Second, an avatar appears when you comment on a blog or when you post to the support forums. A blavatar provides the much-requested favicon, and also appears when you ping another blog.

If you’re wondering where gravatars fit in: a WordPress.com avatar is essentially a gravatar. The Gravatar web service was acquired by Automattic last year.

Automattic Making Money From Other Projects

By other, I mean other than WordPress. We are almost at the end of my series of posts on Automattic, and how the firm makes money. We’ll start by noting that the firm provides a handy summary of its projects. Some of them are covered in earlier posts in this series (e.g., WordPress.com).

There are three non-WordPress projects: Akismet, bbPress, and Gravatar. (Actually, to describe them as “non-WordPress” is to simplify since, as we will see, each has firm connections to WordPress.) I find the first of these the most interesting, and I know I’m not alone in that. Askismet is an ambitious project.

Automattic Kismet (Akismet for short) is a collaborative effort to make comment and trackback spam a non-issue and restore innocence to blogging, so you never have to worry about spam again.

Although Akismet is an Automattic project and is WordPress.com’s spam cop, it is not only for WordPress blogs. The Akismet API is published so that the server can be invoked from other applications.

The Akismet server is unusual among Automattic projects in that it is closed source. This seems to be the norm for spam-fighting server code: it is also true of Akismet’s rivals Defensio and Mollom.

Automattic, as a privately-held firm, is under no obligation to provide details of how much money it makes from specific projects. But Duncan Riley at TechCrunch described Akismet as Automattic’s biggest money earner. Toni, Automattic’s CEO, was quick to counter what he described as “misconceptions,” stating that Akismet is not even close to being Automattic’s biggest earner.

Direct earnings from Akismet come from commercial licenses. Indirect earnings arise from the extent to which Akismet helps convince bloggers to choose WordPress.com.

Moving on to the other other projects, bbPress is forum software. It runs the various WordPress forums. To put it another way, bbPress is the name under which Automattic released the software on which the WordPress.org support forums have been running for years. Automattic intends to offer hosted forums under the name TalkPress (rather as it offers hosted blogging at WordPress.com).

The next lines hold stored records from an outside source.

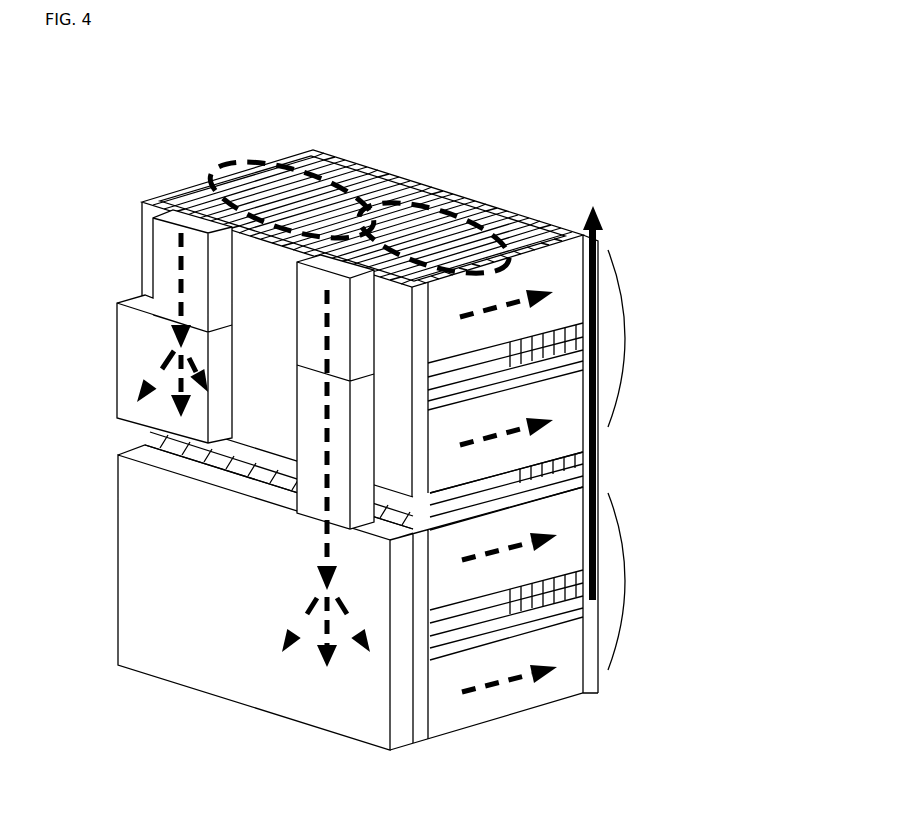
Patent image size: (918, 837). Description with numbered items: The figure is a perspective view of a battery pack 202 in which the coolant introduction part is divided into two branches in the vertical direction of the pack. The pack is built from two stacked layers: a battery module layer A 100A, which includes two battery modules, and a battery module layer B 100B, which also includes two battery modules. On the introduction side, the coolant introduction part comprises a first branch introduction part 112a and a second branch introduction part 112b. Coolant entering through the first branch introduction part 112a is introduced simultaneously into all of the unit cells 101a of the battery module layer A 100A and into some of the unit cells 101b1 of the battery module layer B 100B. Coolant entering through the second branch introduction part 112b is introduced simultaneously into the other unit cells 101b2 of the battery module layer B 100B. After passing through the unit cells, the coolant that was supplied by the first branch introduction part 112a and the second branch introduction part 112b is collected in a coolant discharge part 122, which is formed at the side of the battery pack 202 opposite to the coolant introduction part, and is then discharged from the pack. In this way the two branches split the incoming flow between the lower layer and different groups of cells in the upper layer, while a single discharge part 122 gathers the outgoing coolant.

The battery pack 202 is at (60, 104).
The battery module layer A 100A is at (636, 573).
The battery module layer B 100B is at (636, 329).
The unit cells (a) 101a is at (573, 688).
The unit cells of battery module layer B 101b1 is at (482, 224).
The other unit cells of battery module layer B 101b2 is at (238, 176).
The first branch introduction part 112a is at (312, 264).
The second branch introduction part 112b is at (162, 202).
The coolant discharge part 122 is at (432, 185).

Gravatar is notable among Automattic projects for having been acquired; I believe it to be Automattic’s only acquisition so far. At the time of the acquisition, Om Malik described Gravatar as a small project that gives WordPress users the ability to add avatars to their profiles. It is clear from the Gravatar about page that there are far loftier ambitions for the project. Today, an avatar. Tomorrow, Your Identity—Online.

I’ll stop there, rather than speculate about the future of online identity. I’ll add one more post to this series: a wrapup.

Automattic Gets Gravatar – and Valuation

Matt Mullenweg posted yesterday on the Gravatar blog about the acquisition of Gravatar by Automattic. The post isn’t there now. It wasn’t just my imagination: Om Malik linked to the post. Update: Matt’s post is back.

Here’s what I remember Matt saying: Gravatar is great; it is, or might be, having trouble scaling; Automattic is really good at scaling; so Automattic acquired Gravatar; the Gravatar code has been moved to Automattic’s servers.

There are posts on the acquisition at: Matt’s blog; the WordPress.com blog; Read/Write Web; Mashable.

The last of these is less about the acquisition, and more about the rumor that Automattic is valued in the $150 million to $300 million range. The same rumor/post has it that Automattic has suitors, and that its investors would like to see it say yes to one of them.